Habeck zu Jahreswirtschaftsbericht Minimales Wachstum, aber Grund zur Zuversicht
Deutschland steht am Rande der Rezession, das zeigt der neue Jahreswirtschaftsbericht. Als Gründe nannte Wirtschaftsminister Habeck aktuelle Kriege und Krisen. Doch es gibt auch positive Entwicklungen - etwa beim Thema Inflation.
Die Bundesregierung geht davon aus, dass die Wirtschaft in diesem Jahr nur minimal wachsen wird - um 0,2 Prozent. Das ist deutlich weniger als noch in der Herbstprojektion angenommen: Im Oktober war die Bundesregierung von einem möglichen BIP-Wachstum um 1,3 Prozent in diesem Jahr ausgegangen.
Hierfür sieht Bundeswirtschaftsminister Robert Habeck von den Grünen mehrere Gründe. "Wir kommen langsamer aus der Krise als erhofft", sagte der Minister bei der Vorstellung des Jahreswirtschaftsberichts in Berlin. Habeck nannte als Faktoren die geopolitischen Veränderungen seit Ausbruch des russischen Angriffskriegs in der Ukraine, aber auch die Inflation.
Sie habe zu hohen Zinsen geführt, die die Unternehmen und deren Investitionstätigkeit belasteten und gleichzeitig mit Kaufkraftverlust der Bürgerinnen und Bürger einhergehe, der die Binnennachfrage dämpfe. Die Bauwirtschaft schwächele, der Krankenstand sei im vergangenen Jahr hoch gewesen. All das drücke auf die Prognose.
"In schwerem Fahrwasser"
"Das weltwirtschaftliche Umfeld ist labil, das Wachstum des Welthandels historisch niedrig, was für eine Exportnation wie Deutschland eine Herausforderung ist." Die Wirtschaft sei "in schwerem Fahrwasser", weshalb Habeck sie mit einem "Reformbooster" nach vorn bringen will. "Es geht um nichts geringeres, als die Wettbewerbsfähigkeit des deutschen Industriestandortes zu verteidigen." Besonders im Fokus stünden dabei die Eindämmung des Arbeitskräftemangels, der Bürokratieabbau und bessere Rahmenbedingungen für Investitionen. Die Bundesrepublik leide unter "strukturellen Problemen, die sich über viele Jahre aufgebaut" hätten.
"Die größte Herausforderung für Deutschland ist der Arbeitskräftemangel", erklärte Habeck. "Wir brauchen alles Wissen und Können, alle Hände und Köpfe, alle Talente und Fähigkeiten." Ein großes Investitionshemmnis sei die Bürokratie, die für Unternehmen "zur Qual" geworden sei, so Habeck.

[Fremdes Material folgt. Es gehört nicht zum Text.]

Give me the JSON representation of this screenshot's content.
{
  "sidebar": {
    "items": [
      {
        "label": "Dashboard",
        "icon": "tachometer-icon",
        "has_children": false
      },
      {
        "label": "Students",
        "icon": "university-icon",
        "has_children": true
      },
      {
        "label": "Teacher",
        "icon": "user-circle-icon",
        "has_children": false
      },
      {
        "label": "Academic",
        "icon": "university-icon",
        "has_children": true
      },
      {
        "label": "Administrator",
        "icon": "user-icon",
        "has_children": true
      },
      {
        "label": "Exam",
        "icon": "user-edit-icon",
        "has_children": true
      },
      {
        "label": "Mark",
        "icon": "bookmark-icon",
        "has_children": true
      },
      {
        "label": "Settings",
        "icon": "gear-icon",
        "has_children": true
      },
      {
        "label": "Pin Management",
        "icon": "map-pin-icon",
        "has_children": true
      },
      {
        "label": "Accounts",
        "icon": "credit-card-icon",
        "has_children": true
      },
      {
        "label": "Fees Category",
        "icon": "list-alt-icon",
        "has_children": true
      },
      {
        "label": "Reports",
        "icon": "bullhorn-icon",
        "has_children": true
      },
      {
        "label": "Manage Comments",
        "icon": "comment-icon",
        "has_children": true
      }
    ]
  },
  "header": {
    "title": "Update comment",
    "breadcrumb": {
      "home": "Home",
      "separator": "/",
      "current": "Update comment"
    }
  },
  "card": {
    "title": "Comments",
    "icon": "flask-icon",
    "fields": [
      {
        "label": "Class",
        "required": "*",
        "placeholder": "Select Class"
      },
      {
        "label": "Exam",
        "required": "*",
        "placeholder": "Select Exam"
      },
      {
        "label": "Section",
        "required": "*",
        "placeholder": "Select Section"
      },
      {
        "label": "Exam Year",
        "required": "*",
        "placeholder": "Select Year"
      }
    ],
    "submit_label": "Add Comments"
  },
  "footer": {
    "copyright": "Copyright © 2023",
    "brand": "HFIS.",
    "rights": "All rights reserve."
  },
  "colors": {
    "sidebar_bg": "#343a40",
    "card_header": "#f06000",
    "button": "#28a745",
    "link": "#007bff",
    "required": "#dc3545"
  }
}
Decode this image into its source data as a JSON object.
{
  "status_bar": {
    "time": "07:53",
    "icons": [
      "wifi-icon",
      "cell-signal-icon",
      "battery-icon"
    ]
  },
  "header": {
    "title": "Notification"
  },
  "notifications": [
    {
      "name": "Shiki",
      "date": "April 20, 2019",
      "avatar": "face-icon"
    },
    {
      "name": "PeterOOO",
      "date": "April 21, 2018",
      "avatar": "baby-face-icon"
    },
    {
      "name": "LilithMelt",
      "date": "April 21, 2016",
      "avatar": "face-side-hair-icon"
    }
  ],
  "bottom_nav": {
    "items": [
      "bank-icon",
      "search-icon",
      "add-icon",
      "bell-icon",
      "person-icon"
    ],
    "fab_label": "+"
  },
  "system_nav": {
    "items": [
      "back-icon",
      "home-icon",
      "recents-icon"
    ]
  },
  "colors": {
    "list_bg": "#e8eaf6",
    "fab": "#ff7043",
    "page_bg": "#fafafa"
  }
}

Erste Schritte beim Bürokratieabbau seien gemacht. "Aber es kann nur ein Anfang sein", betonte der Vizekanzler. Um den Betrieben das Wirtschaften leichter zu machen, seien alle Ebenen gefragt - Bund, Länder, Kommunen und die EU. Wichtig sei außerdem, Investitionen zu stärken und private Investitionen besser anzureizen. "Dazu hat die Bundesregierung das 'Wachstumschancengesetz' vorgeschlagen, das erste wichtige Impulse setzen soll", so Habeck.
Hoffen auf verlangsamte Teuerung
Doch es gebe Grund zur Zuversicht: Im Jahreswirtschaftsbericht geht die Bundesregierung davon aus, dass sich die Teuerung in diesem Jahr auf 2,8 Prozent abschwächt; 2023 hatte die Inflationsrate noch bei 5,9 Prozent gelegen. Die Inflation sei "gezähmt", betonte Habeck.
"Die Lohnzuwächse sind spürbar und werden in diesem Jahr oberhalb der Inflationsrate liegen", fügte er hinzu. "Die Arbeitnehmerinnen und Arbeitnehmer haben endlich auch real wieder mehr Geld im Portemonnaie, die Kaufkraft steigt." Wichtige Hoffnungszeichen seien außerdem Rekordzahlen bei der Beschäftigung sowie beim Zubau und Anteil von Erneuerbaren Energien.
Angesichts des anhaltenden Streits innerhalb der Ampelkoaltion gab sich Habeck einsichtig. Zwar habe die Ampel "in großer Geschwindigkeit unpopuläre Themen angepackt, die jahrzehntelang liegen geblieben waren". Viele Entscheidungen der Regierungen seien aber mit viel Lautstärke gefällt worden. Das hätte leiser gehen sollen. "Diese Kritik nehme ich an", so Habeck. Was es nun brauche, sei eine "Haltung des Unterhakens" und der konkreten nächsten Schritte.